What is behind the Armenia-Azerbaijan conflict flare-up?
Dozens of Armenian soldiers have reportedly been killed in renewed border clashes between Armenia and Azerbaijan.
Dozens of Armenian soldiers have reportedly been killed in renewed border clashes between Armenia and Azerbaijan, in the worst fighting seen since the hostile enemies were embroiled in a 2020 war over the disputed Nagorno-Karabakh region.
After several hours of fierce border fighting overnight on Tuesday, Armenia appealed to world leaders for help, saying Azerbaijani forces were trying to advance on its territory.
Prime Minister Nikol Pashinyan has demanded from world leaders “an adequate reaction” to “Azerbaijan’s aggressive acts”.
Russia, Armenia’s closest ally, said it had convinced the historic rivals to agree to a rapid ceasefire.
- Armenia said that Azerbaijani forces “launched intensive shelling, with artillery and large-calibre firearms, against Armenian military positions in the direction of the cities of Goris, Sotk, and Jermuk” shortly after midnight.
- Azerbaijan’s defence ministry accused Armenia of “large-scale subversive acts” near the districts of Dashkesan, Kelbajar and Lachin on the border, adding that its army positions “came under fire, including from trench mortars”.

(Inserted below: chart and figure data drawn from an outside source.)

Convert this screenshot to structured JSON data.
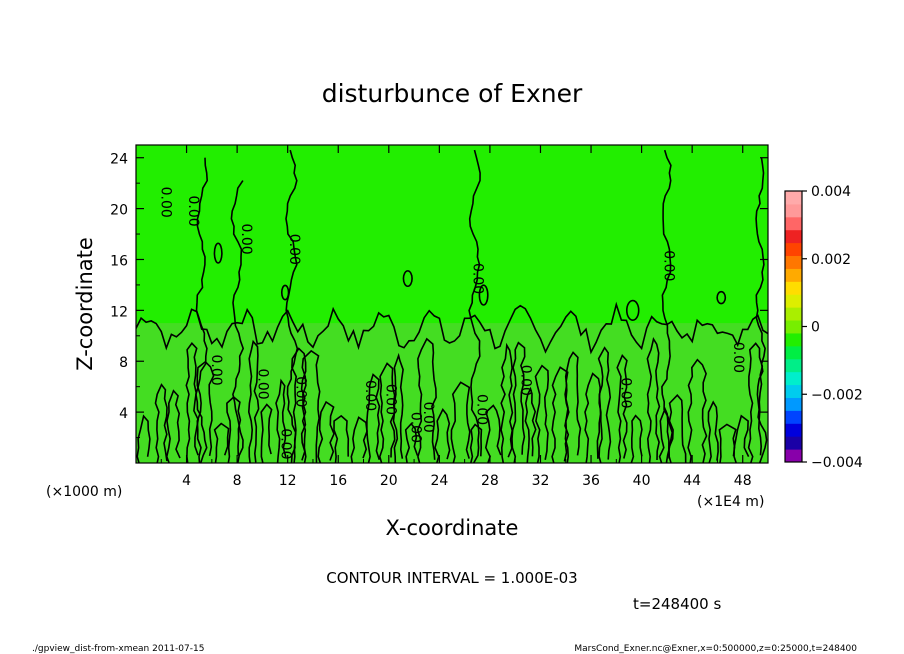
{
  "chart_data": {
    "type": "heatmap",
    "title": "disturbunce of Exner",
    "xlabel": "X-coordinate",
    "ylabel": "Z-coordinate",
    "x_unit": "(×1E4 m)",
    "y_unit": "(×1000 m)",
    "xlim": [
      0,
      50
    ],
    "ylim": [
      0,
      25
    ],
    "x_ticks": [
      "4",
      "8",
      "12",
      "16",
      "20",
      "24",
      "28",
      "32",
      "36",
      "40",
      "44",
      "48"
    ],
    "y_ticks": [
      "4",
      "8",
      "12",
      "16",
      "20",
      "24"
    ],
    "colorbar": {
      "min": -0.004,
      "max": 0.004,
      "tick_labels": [
        "0.004",
        "0.002",
        "0",
        "−0.002",
        "−0.004"
      ],
      "colors": [
        "#8800aa",
        "#1a00a6",
        "#0000dd",
        "#0044ff",
        "#0099ff",
        "#00ccee",
        "#00eecc",
        "#00ee88",
        "#00ee44",
        "#22ee00",
        "#77ee00",
        "#aaee00",
        "#ddee00",
        "#ffdd00",
        "#ffaa00",
        "#ff7700",
        "#ff4400",
        "#ee2222",
        "#ff6666",
        "#ff9999",
        "#ffaaaa"
      ]
    },
    "contour_interval": "CONTOUR INTERVAL = 1.000E-03",
    "contour_labels": [
      "0.00",
      "0.00",
      "0.00",
      "0.00",
      "0.00",
      "0.00",
      "0.00",
      "0.00",
      "0.00",
      "0.00",
      "0.00",
      "0.00",
      "0.00",
      "0.00",
      "0.00",
      "0.00",
      "0.00",
      "0.00"
    ],
    "time_label": "t=248400 s",
    "field_colors": {
      "upper": "#22ee00",
      "lower": "#44dd22"
    }
  },
  "footer": {
    "left": "./gpview_dist-from-xmean  2011-07-15",
    "right": "MarsCond_Exner.nc@Exner,x=0:500000,z=0:25000,t=248400"
  }
}
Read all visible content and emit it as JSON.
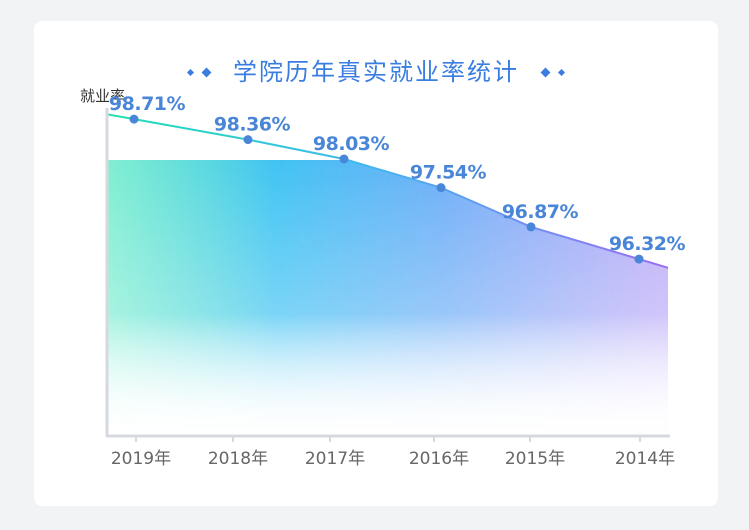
{
  "title": "学院历年真实就业率统计",
  "chart_data": {
    "type": "area",
    "title": "学院历年真实就业率统计",
    "ylabel": "就业率",
    "xlabel": "",
    "categories": [
      "2019年",
      "2018年",
      "2017年",
      "2016年",
      "2015年",
      "2014年"
    ],
    "values": [
      98.71,
      98.36,
      98.03,
      97.54,
      96.87,
      96.32
    ],
    "labels": [
      "98.71%",
      "98.36%",
      "98.03%",
      "97.54%",
      "96.87%",
      "96.32%"
    ],
    "ylim": [
      93.3,
      98.9
    ],
    "grid": false,
    "colors": {
      "line_start": "#1fe0b0",
      "line_mid": "#3fb8f0",
      "line_end": "#9b6cf2",
      "marker": "#4a86d8",
      "axis": "#d5d8de",
      "title": "#3a7de0"
    }
  }
}
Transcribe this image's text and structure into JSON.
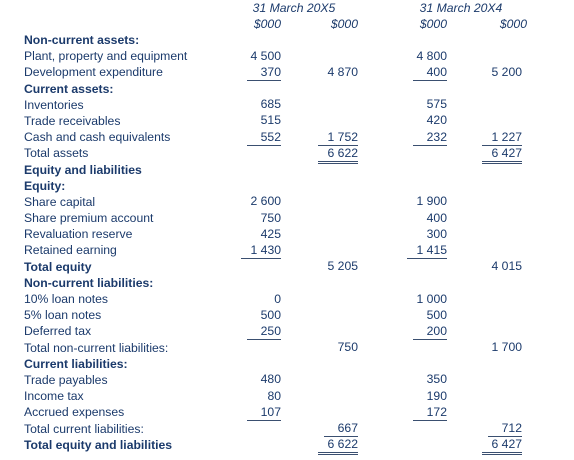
{
  "header": {
    "period_1": "31 March 20X5",
    "period_2": "31 March 20X4",
    "unit": "$000"
  },
  "rows": [
    {
      "label": "Non-current assets:",
      "bold": true
    },
    {
      "label": "Plant, property and equipment",
      "c1": "4 500",
      "c3": "4 800"
    },
    {
      "label": "Development expenditure",
      "c1": "370",
      "c1_line": "ul",
      "c2": "4 870",
      "c3": "400",
      "c3_line": "ul",
      "c4": "5 200"
    },
    {
      "label": "Current assets:",
      "bold": true
    },
    {
      "label": "Inventories",
      "c1": "685",
      "c3": "575"
    },
    {
      "label": "Trade receivables",
      "c1": "515",
      "c3": "420"
    },
    {
      "label": "Cash and cash equivalents",
      "c1": "552",
      "c1_line": "ul",
      "c2": "1 752",
      "c2_line": "ul",
      "c3": "232",
      "c3_line": "ul",
      "c4": "1 227",
      "c4_line": "ul"
    },
    {
      "label": "Total assets",
      "c2": "6 622",
      "c2_line": "dul",
      "c4": "6 427",
      "c4_line": "dul"
    },
    {
      "label": "Equity and liabilities",
      "bold": true
    },
    {
      "label": "Equity:",
      "bold": true
    },
    {
      "label": "Share capital",
      "c1": "2 600",
      "c3": "1 900"
    },
    {
      "label": "Share premium account",
      "c1": "750",
      "c3": "400"
    },
    {
      "label": "Revaluation reserve",
      "c1": "425",
      "c3": "300"
    },
    {
      "label": "Retained earning",
      "c1": "1 430",
      "c1_line": "ul",
      "c3": "1 415",
      "c3_line": "ul"
    },
    {
      "label": "Total equity",
      "bold": true,
      "c2": "5 205",
      "c4": "4 015"
    },
    {
      "label": "Non-current liabilities:",
      "bold": true
    },
    {
      "label": "10% loan notes",
      "c1": "0",
      "c3": "1 000"
    },
    {
      "label": "5% loan notes",
      "c1": "500",
      "c3": "500"
    },
    {
      "label": "Deferred tax",
      "c1": "250",
      "c1_line": "ul",
      "c3": "200",
      "c3_line": "ul"
    },
    {
      "label": "Total non-current liabilities:",
      "c2": "750",
      "c4": "1 700"
    },
    {
      "label": "Current liabilities:",
      "bold": true
    },
    {
      "label": "Trade payables",
      "c1": "480",
      "c3": "350"
    },
    {
      "label": "Income tax",
      "c1": "80",
      "c3": "190"
    },
    {
      "label": "Accrued expenses",
      "c1": "107",
      "c1_line": "ul",
      "c3": "172",
      "c3_line": "ul"
    },
    {
      "label": "Total current liabilities:",
      "c2": "667",
      "c2_line": "ul",
      "c4": "712",
      "c4_line": "ul"
    },
    {
      "label": "Total equity and liabilities",
      "bold": true,
      "c2": "6 622",
      "c2_line": "dul",
      "c4": "6 427",
      "c4_line": "dul"
    }
  ]
}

- Elnur Mammadov, Azerbaijan’s deputy foreign minister, said: “Armenia has been shelling Azerbaijani military positions for a few weeks now. That shelling has been intensified over the last few days. Armenia has started amassing heavy weaponry and armaments along the deemed border between Armenia and Azerbaijan. What happened overnight is a large-scale provocation by Armenian military against Azerbaijani positions as well as the shelling of employee and civilian infrastructure.”
- According to Pashinyan, 49 Armenian soldiers have been killed, with the number expected to rise.
- Azerbaijan’s defence ministry said 50 military personnel died during the overnight clashes.
How did world leaders react?
- Turkey, a close ally of Azerbaijan, told Yerevan to “cease its provocations” against Baku, with foreign minister Mevlut Cavusoglu saying on Twitter that the country should instead “focus on peace negotiations and cooperation” with its neighbour.
- US Secretary of State Antony Blinken said Washington was deeply concerned about reports of the attacks, and urged “an end to any military hostilities immediately”, adding that “there can be no military solution to the conflict”.
- Russia said it was “extremely concerned” by the uptick in fighting.
- Charles Michel, the president of the European Council, said the bloc was “ready to make efforts to prevent further escalation”, adding that there was “no alternative to peace and stability in the region”.
Has a ceasefire been reached?
- Russia’s foreign ministry said it succeeded in brokering a truce that began at 9am Moscow time (06:00 GMT). “We expect that an agreement reached as a result of Russian mediation on a ceasefire … will be carried out in full,” the ministry said in a statement.
What’s the background of the conflict?
- At the heart of the conflict between the former Soviet republics is the highly contested Nagorno-Karabakh region, where two wars have been fought over in the 1990s and more recently, in 2020.
- The enclave is internationally recognised as Azerbaijani territory, but it is populated with ethnic Armenians who either want to secede or join Armenia.
- Azerbaijan considers ethnic Armenians to be illegally occupying their land.
- At least 30,000 people were killed in the conflict following the collapse of the Soviet Union in 1991, after ethnic Armenian separatists broke away from Azerbaijan.
- The six-week war in 2020 over Nagorno-Karabakh killed at least 6,500 people and ended with a Russian-brokered truce.
- Under the deal, Armenia ceded swaths of territory it had controlled for decades and Moscow deployed about 2,000 Russian peacekeepers to oversee the fragile ceasefire.